The Düsseldorf, Germany-based company reported a 1% year-over-year decrease in revenue to €250.3 million in the third quarter of 2019, falling short of analyst expectations of €9.74 million.
Net income declined to €0.3 million from €10.1 million in the third quarter of 2018, while adjusted EBITDA fell from €26.6 million to €10.9 million for the same time period.
Qualified referrals decreased 14%, down from 189.1 million in the third quarter of 2018 to 162 million last quarter.
Despite a 9% decline in referral revenue in Europe and a 16% decline throughout the rest of the world, there is one bright spot – the Americas.
Referral revenue in the Americas increased 19% year-over-year.

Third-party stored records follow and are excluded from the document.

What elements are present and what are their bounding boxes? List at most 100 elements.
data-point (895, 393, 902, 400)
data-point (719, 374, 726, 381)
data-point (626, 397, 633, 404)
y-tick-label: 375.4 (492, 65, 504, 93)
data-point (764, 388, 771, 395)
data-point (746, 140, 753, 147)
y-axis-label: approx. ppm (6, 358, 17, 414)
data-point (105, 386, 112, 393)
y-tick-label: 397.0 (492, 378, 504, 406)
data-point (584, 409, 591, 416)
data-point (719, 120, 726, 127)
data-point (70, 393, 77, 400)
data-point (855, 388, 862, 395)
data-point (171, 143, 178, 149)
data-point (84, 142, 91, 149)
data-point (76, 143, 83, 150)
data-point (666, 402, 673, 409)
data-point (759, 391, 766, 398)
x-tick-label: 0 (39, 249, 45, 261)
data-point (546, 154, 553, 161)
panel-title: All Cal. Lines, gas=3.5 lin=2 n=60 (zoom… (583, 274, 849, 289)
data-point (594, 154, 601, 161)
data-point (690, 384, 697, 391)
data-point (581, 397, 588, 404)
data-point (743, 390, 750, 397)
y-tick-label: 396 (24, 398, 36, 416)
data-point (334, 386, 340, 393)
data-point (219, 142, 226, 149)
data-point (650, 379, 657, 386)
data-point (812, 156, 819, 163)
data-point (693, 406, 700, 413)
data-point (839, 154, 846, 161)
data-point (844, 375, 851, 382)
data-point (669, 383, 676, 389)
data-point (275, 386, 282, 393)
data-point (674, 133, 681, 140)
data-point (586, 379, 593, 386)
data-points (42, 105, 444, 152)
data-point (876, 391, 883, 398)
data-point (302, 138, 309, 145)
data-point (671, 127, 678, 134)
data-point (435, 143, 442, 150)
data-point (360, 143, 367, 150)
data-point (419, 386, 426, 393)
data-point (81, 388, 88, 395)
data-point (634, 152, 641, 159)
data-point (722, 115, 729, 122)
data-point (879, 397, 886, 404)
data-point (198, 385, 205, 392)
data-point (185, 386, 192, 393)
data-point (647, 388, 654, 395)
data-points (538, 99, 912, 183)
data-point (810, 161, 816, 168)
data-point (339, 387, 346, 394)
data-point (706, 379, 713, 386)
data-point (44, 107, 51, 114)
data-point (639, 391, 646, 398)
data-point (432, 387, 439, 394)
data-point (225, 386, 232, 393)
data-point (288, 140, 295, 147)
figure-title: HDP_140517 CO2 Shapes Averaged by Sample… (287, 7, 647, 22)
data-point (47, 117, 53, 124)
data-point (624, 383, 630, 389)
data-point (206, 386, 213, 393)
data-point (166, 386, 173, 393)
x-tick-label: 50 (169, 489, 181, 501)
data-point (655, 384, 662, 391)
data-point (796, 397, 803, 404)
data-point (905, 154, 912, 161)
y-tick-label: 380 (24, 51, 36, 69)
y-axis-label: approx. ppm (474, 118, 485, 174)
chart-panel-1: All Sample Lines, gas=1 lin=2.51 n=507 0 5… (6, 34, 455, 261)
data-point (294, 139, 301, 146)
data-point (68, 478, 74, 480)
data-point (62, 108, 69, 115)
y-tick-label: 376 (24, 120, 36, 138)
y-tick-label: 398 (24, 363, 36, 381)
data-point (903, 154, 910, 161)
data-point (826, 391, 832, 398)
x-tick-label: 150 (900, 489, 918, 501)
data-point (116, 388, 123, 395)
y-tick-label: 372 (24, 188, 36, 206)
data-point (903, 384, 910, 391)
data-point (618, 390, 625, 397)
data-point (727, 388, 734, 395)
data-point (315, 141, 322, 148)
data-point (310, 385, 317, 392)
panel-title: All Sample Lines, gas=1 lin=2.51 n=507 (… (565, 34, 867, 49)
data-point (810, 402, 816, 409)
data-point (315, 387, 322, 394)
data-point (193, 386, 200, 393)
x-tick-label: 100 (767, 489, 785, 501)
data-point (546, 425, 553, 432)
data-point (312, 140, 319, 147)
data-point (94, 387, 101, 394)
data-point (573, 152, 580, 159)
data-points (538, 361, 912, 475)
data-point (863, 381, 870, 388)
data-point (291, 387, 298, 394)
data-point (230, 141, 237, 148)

In a call to discuss earnings, Hefer said that the growth in the Americas “gives us the confidence that we are able to outgrow the market.”
“Our investments in the Americas are already showing positive results,” says Hefer.
“We remain confident in our long-term strategy and our ability to deliver value for our advertisers, accommodation providers and users.”
Alternative accommodation offerings more than doubled since last year, with 2.3 million units on the platform on September 30.
Schrömgens attributed the growth in alternative accommodations to “a result of both better integration with our search capabilities and expansion of our offerings.”
Selling and marketing expenses, excluding share-based compensation, declined 36%, largely due to decreased investments in the production of television advertisements.
As a result of the decreased spending, Trivago achieved profitability for the fifth consecutive quarter.